RUGBY. La lumière infrarouge pour lutter contre les commotions cérébrales, le remède miracle ?

RUGBY. La lumière infrarouge pour lutter contre les commotions cérébrales, le remède miracle ?

Des avancées prometteuses contre les commotions cérébrales dans le rugby

Les commotions cérébrales sont un fléau qui sévit dans le monde du rugby depuis ses débuts, mais leur gravité n’a été réellement mise en avant que ces dernières années. Toutefois, des solutions commencent à voir le jour pour faire face à ce problème de santé majeur.

Une prise de conscience croissante

Au sein du Top 14 et plus largement dans le rugby en général, les commotions cérébrales sont devenues un sujet de discussion enflammé. Certains anciens joueurs n’ont pas hésité à porter plainte contre leur propre club pour « mise en danger d’autrui », à l’instar de Jamie Cudmore en 2019. D’autres, comme Carl Hayman ou Steven Thompson, souffrent de démence et de troubles de la mémoire et du comportement suite aux nombreux chocs subis au cours de leur carrière.

Pour lutter contre ce fléau, les médecins se sont penchés sur la question et World Rugby a mis en place de nouvelles règles visant à protéger la santé des joueurs, notamment en ce qui concerne les contacts sur le terrain.

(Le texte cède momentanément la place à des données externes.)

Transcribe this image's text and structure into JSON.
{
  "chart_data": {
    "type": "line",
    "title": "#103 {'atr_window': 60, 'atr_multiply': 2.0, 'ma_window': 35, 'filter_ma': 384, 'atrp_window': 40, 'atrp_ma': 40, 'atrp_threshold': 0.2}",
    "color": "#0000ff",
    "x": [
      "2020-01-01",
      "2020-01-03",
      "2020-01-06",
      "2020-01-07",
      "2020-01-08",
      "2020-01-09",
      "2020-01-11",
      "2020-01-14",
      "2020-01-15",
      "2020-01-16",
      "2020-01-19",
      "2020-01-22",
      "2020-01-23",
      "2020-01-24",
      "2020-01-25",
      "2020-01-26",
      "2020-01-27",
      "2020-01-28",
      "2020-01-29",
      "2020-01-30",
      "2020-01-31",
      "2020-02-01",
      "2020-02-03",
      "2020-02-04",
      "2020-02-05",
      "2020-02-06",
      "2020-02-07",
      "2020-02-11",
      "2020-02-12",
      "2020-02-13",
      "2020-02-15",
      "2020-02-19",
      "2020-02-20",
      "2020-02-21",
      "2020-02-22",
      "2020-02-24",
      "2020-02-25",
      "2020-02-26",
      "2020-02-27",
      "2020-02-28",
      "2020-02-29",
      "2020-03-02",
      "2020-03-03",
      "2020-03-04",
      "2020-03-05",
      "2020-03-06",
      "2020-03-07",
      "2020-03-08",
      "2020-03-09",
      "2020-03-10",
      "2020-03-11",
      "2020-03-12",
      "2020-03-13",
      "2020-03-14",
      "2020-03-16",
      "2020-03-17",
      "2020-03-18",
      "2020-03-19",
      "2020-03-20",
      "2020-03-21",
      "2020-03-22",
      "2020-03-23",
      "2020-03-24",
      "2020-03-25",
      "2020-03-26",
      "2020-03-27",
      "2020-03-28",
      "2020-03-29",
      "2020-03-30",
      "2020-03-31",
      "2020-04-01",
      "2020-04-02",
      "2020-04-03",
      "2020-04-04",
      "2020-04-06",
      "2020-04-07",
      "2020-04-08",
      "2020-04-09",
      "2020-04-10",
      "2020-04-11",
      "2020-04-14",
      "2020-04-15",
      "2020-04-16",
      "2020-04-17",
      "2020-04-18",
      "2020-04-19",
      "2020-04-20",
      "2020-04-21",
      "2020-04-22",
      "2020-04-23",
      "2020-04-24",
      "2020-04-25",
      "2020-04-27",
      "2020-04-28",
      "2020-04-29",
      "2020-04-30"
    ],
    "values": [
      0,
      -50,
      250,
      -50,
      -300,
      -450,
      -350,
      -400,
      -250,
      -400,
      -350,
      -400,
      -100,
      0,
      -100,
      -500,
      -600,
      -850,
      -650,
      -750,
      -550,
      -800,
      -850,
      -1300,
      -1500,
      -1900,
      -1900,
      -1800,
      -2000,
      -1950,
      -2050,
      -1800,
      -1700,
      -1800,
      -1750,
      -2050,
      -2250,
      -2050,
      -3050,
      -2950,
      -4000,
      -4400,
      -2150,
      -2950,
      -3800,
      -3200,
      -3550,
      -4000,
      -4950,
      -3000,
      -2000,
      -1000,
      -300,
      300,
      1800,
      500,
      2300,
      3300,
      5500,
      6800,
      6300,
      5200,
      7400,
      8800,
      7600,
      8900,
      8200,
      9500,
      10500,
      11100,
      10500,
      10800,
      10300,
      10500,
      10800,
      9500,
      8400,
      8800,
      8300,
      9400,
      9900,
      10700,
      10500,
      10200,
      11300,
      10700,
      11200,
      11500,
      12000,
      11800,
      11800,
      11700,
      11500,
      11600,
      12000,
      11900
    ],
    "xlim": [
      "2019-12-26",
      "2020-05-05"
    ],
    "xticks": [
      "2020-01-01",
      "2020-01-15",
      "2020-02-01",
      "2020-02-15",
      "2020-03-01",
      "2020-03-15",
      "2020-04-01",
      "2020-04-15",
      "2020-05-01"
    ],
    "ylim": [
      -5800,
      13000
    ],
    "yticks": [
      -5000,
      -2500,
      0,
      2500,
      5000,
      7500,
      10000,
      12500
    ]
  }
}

Une expérimentation encourageante

Parmi les solutions explorées, une expérimentation menée par le neurologue Jean-François Chermann et le médecin du MHR, Philippe Malafosse, a montré des résultats encourageants. Cette étude, appelée « photobiomodulation », a été menée pendant près d’un an sur 50 joueurs et joueuses de rugby ayant subi une commotion cérébrale au cours des trois derniers jours.

Les participants à l’étude ont suivi trois séances de 20 minutes chacune, pendant lesquelles ils portaient un casque spécifique. Le médecin du sport souligne qu’il n’y a aucun effet secondaire, aucune sensation de chaleur ou de brûlure.

Les principaux bénéfices constatés ont été au niveau de l’oculomotricité, c’est-à-dire la mobilité des yeux. Par exemple, certains joueurs ont retrouvé une meilleure acuité visuelle dès la première séance, ce qui leur a permis de conduire plus aisément.

Des perspectives à nuancer

Bien que ces résultats soient encourageants, le neurologue Jean-François Chermann reste prudent. Il reconnaît que cette méthode constitue une première solution, mais il insiste sur le fait qu’une guérison totale reste illusoire. Il est conscient que l’engouement autour de cette expérimentation pourrait susciter des attentes démesurées chez les joueurs de rugby, qui souhaiteraient tous bénéficier de cette technique.

Il est important de souligner que les commotions cérébrales demeurent un enjeu majeur dans le rugby, et qu’il convient de poursuivre les recherches et les actions visant à réduire leur incidence et à protéger la santé des joueurs.